TDMHSAS Receives More Than $53 Million in New Federal Funding for Post-COVID Mental Health and Substance Use ServicesAdditional dollars supplement previous state and federal investments
NASHVILLE, Tenn. – The Tennessee Department of Mental Health and Substance Abuse Services (TDMHSAS) is receiving more than $53 million in additional funding from the federal government to address post-COVID mental health and substance use needs.
The supplemental block grant funding will add more than $27 million to mental health services and nearly $26 million to substance use services over the next four years. The funding is part of a $3 billion allocation included in the American Rescue Plan signed into law in March.
The new funding comes on top of significant supplemental funding from the federal government and new investment of state dollars. TDMHSAS has received an additional $55 million in COVID relief funding from the federal government since the start of the pandemic, and Governor Bill Lee and the Tennessee General Assembly increased the department’s budget for next fiscal year by more than $44.1 million.
The most recent rounds of federal funding supplement the state’s existing Mental Health Block Grant and Substance Abuse Block Grants.

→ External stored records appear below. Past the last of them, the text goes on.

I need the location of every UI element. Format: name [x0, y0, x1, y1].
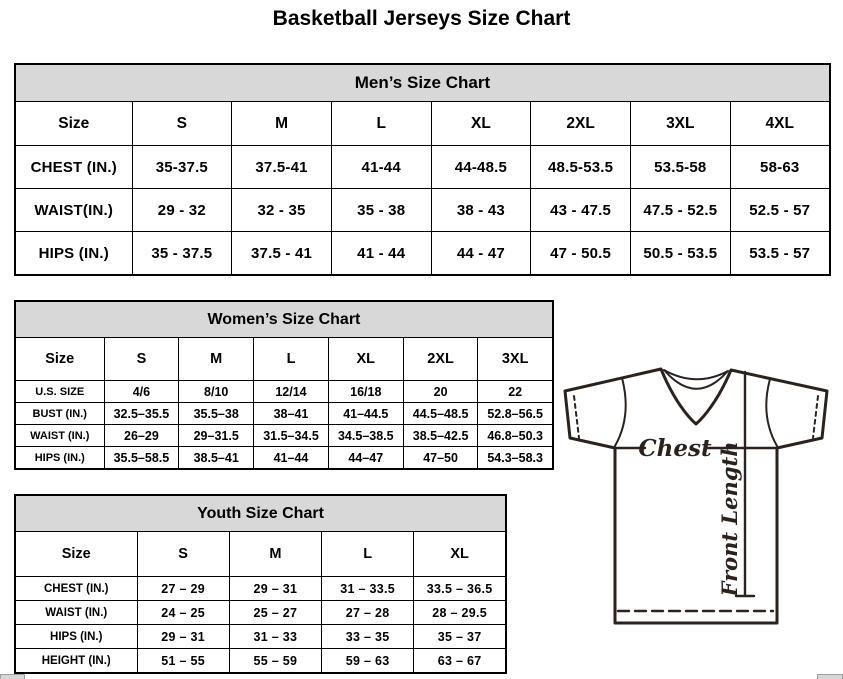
jersey-outline-shape: [565, 369, 827, 623]
size-value-cell: 53.5-58: [630, 146, 730, 189]
size-value-cell: 52.8–56.5: [478, 403, 553, 425]
mens-col-header: 4XL: [730, 102, 830, 146]
womens-col-header: XL: [328, 338, 403, 381]
womens-table-title: Women’s Size Chart: [15, 301, 553, 338]
size-value-cell: 33.5 – 36.5: [414, 577, 506, 601]
youth-table-title: Youth Size Chart: [15, 495, 506, 532]
size-value-cell: 29–31.5: [179, 425, 254, 447]
size-value-cell: 44.5–48.5: [403, 403, 478, 425]
size-value-cell: 22: [478, 381, 553, 403]
size-value-cell: 29 – 31: [137, 625, 229, 649]
womens-row-label: U.S. SIZE: [15, 381, 104, 403]
youth-col-header: S: [137, 532, 229, 577]
size-value-cell: 38 - 43: [431, 189, 531, 232]
size-value-cell: 29 - 32: [132, 189, 232, 232]
size-value-cell: 41–44: [254, 447, 329, 470]
size-value-cell: 35.5–38: [179, 403, 254, 425]
size-value-cell: 52.5 - 57: [730, 189, 830, 232]
size-value-cell: 31 – 33.5: [322, 577, 414, 601]
youth-col-header: L: [322, 532, 414, 577]
mens-col-header: M: [232, 102, 332, 146]
size-value-cell: 51 – 55: [137, 649, 229, 674]
youth-size-table: [14, 494, 507, 674]
youth-col-header: M: [229, 532, 321, 577]
size-value-cell: 27 – 29: [137, 577, 229, 601]
size-value-cell: 35 – 37: [414, 625, 506, 649]
size-value-cell: 20: [403, 381, 478, 403]
youth-col-header: XL: [414, 532, 506, 577]
size-value-cell: 8/10: [179, 381, 254, 403]
size-value-cell: 41-44: [331, 146, 431, 189]
womens-col-header: 3XL: [478, 338, 553, 381]
size-value-cell: 46.8–50.3: [478, 425, 553, 447]
size-value-cell: 27 – 28: [322, 601, 414, 625]
size-value-cell: 59 – 63: [322, 649, 414, 674]
mens-row-label: HIPS (IN.): [15, 232, 132, 276]
page-title: Basketball Jerseys Size Chart: [272, 7, 571, 30]
scrollbar-right-button-partial[interactable]: [817, 674, 843, 679]
mens-row-label: CHEST (IN.): [15, 146, 132, 189]
size-value-cell: 32 - 35: [232, 189, 332, 232]
womens-col-header: M: [179, 338, 254, 381]
size-value-cell: 37.5-41: [232, 146, 332, 189]
cuff-dashed-line-right: [813, 396, 818, 438]
size-value-cell: 41 - 44: [331, 232, 431, 276]
size-value-cell: 38.5–41: [179, 447, 254, 470]
womens-col-header: S: [104, 338, 179, 381]
size-value-cell: 41–44.5: [328, 403, 403, 425]
front-length-label: Front Length: [717, 441, 742, 597]
size-value-cell: 4/6: [104, 381, 179, 403]
size-value-cell: 25 – 27: [229, 601, 321, 625]
youth-row-label: CHEST (IN.): [15, 577, 137, 601]
size-value-cell: 34.5–38.5: [328, 425, 403, 447]
size-value-cell: 43 - 47.5: [531, 189, 631, 232]
mens-col-header: Size: [15, 102, 132, 146]
size-value-cell: 47.5 - 52.5: [630, 189, 730, 232]
size-value-cell: 35.5–58.5: [104, 447, 179, 470]
size-value-cell: 53.5 - 57: [730, 232, 830, 276]
size-value-cell: 47–50: [403, 447, 478, 470]
size-value-cell: 44–47: [328, 447, 403, 470]
size-value-cell: 38.5–42.5: [403, 425, 478, 447]
mens-col-header: L: [331, 102, 431, 146]
chest-label: Chest: [638, 435, 712, 462]
womens-col-header: L: [254, 338, 329, 381]
size-value-cell: 28 – 29.5: [414, 601, 506, 625]
size-value-cell: 35 - 37.5: [132, 232, 232, 276]
size-value-cell: 63 – 67: [414, 649, 506, 674]
size-value-cell: 12/14: [254, 381, 329, 403]
size-value-cell: 50.5 - 53.5: [630, 232, 730, 276]
womens-row-label: WAIST (IN.): [15, 425, 104, 447]
womens-row-label: BUST (IN.): [15, 403, 104, 425]
jersey-diagram: [552, 356, 843, 646]
mens-row-label: WAIST(IN.): [15, 189, 132, 232]
womens-size-table: [14, 300, 554, 470]
youth-row-label: WAIST (IN.): [15, 601, 137, 625]
size-value-cell: 55 – 59: [229, 649, 321, 674]
size-value-cell: 16/18: [328, 381, 403, 403]
youth-row-label: HEIGHT (IN.): [15, 649, 137, 674]
womens-row-label: HIPS (IN.): [15, 447, 104, 470]
size-value-cell: 31.5–34.5: [254, 425, 329, 447]
womens-col-header: Size: [15, 338, 104, 381]
size-value-cell: 35-37.5: [132, 146, 232, 189]
size-value-cell: 44-48.5: [431, 146, 531, 189]
mens-col-header: XL: [431, 102, 531, 146]
size-value-cell: 47 - 50.5: [531, 232, 631, 276]
scrollbar-left-button-partial[interactable]: [0, 674, 25, 679]
size-value-cell: 38–41: [254, 403, 329, 425]
mens-table-title: Men’s Size Chart: [15, 64, 830, 102]
armhole-seam-left: [615, 378, 626, 446]
size-value-cell: 26–29: [104, 425, 179, 447]
size-value-cell: 37.5 - 41: [232, 232, 332, 276]
mens-size-table: [14, 63, 831, 276]
size-value-cell: 29 – 31: [229, 577, 321, 601]
size-value-cell: 33 – 35: [322, 625, 414, 649]
size-value-cell: 31 – 33: [229, 625, 321, 649]
mens-col-header: 3XL: [630, 102, 730, 146]
womens-col-header: 2XL: [403, 338, 478, 381]
mens-col-header: S: [132, 102, 232, 146]
size-value-cell: 32.5–35.5: [104, 403, 179, 425]
cuff-dashed-line-left: [574, 396, 579, 438]
size-value-cell: 58-63: [730, 146, 830, 189]
size-value-cell: 54.3–58.3: [478, 447, 553, 470]
youth-col-header: Size: [15, 532, 137, 577]
size-value-cell: 35 - 38: [331, 189, 431, 232]
size-value-cell: 24 – 25: [137, 601, 229, 625]
youth-row-label: HIPS (IN.): [15, 625, 137, 649]
mens-col-header: 2XL: [531, 102, 631, 146]
size-value-cell: 44 - 47: [431, 232, 531, 276]
armhole-seam-right: [766, 379, 777, 446]
collar-ribbing: [664, 370, 728, 389]
size-value-cell: 48.5-53.5: [531, 146, 631, 189]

New dollars will expand the availability of evidence-based treatment services, strengthen the statewide network of crisis services, support the continued and expanded use of telehealth services, respond to the unique needs of children, and more. TDMHSAS and federal partners are both allowing room for mental health and substance use treatment agencies across the state to design programs that meet their communities’ unique needs.
“With the outpouring of support for mental health and substance use needs in our state, we have a priceless opportunity to bring about significant change and make a difference for Tennesseans who are struggling. The mental health and substance use impacts brought on by the stresses of the pandemic are with us, and these generous investments at both the state and federal levels are going to make sure we and our community behavioral health providers can continue to rise to meet the need,” said TDMHSAS Commissioner Marie Williams, LCSW. “We are tremendously grateful to our amazing network of providers across the state who answer the call and respond with compassionate care to help people find new lives in recovery.”
During the pandemic, the Centers for Disease Control and Prevention surveyed people in Tennessee and across the nation on feelings of anxiety and depression. Tennesseans self-reported symptoms of anxiety and depression at rates of more than 40% which is more than double the normal prevalence of any mental illness in a given year.
Tennessee also saw a tragic spike in drug overdoses in the first few months of the pandemic. Thanks to the work of the Regional Overdose Prevention Specialists and other harm reduction groups, the rate of drug overdose returned to normal levels, but still too many Tennesseans are dying from a preventable cause.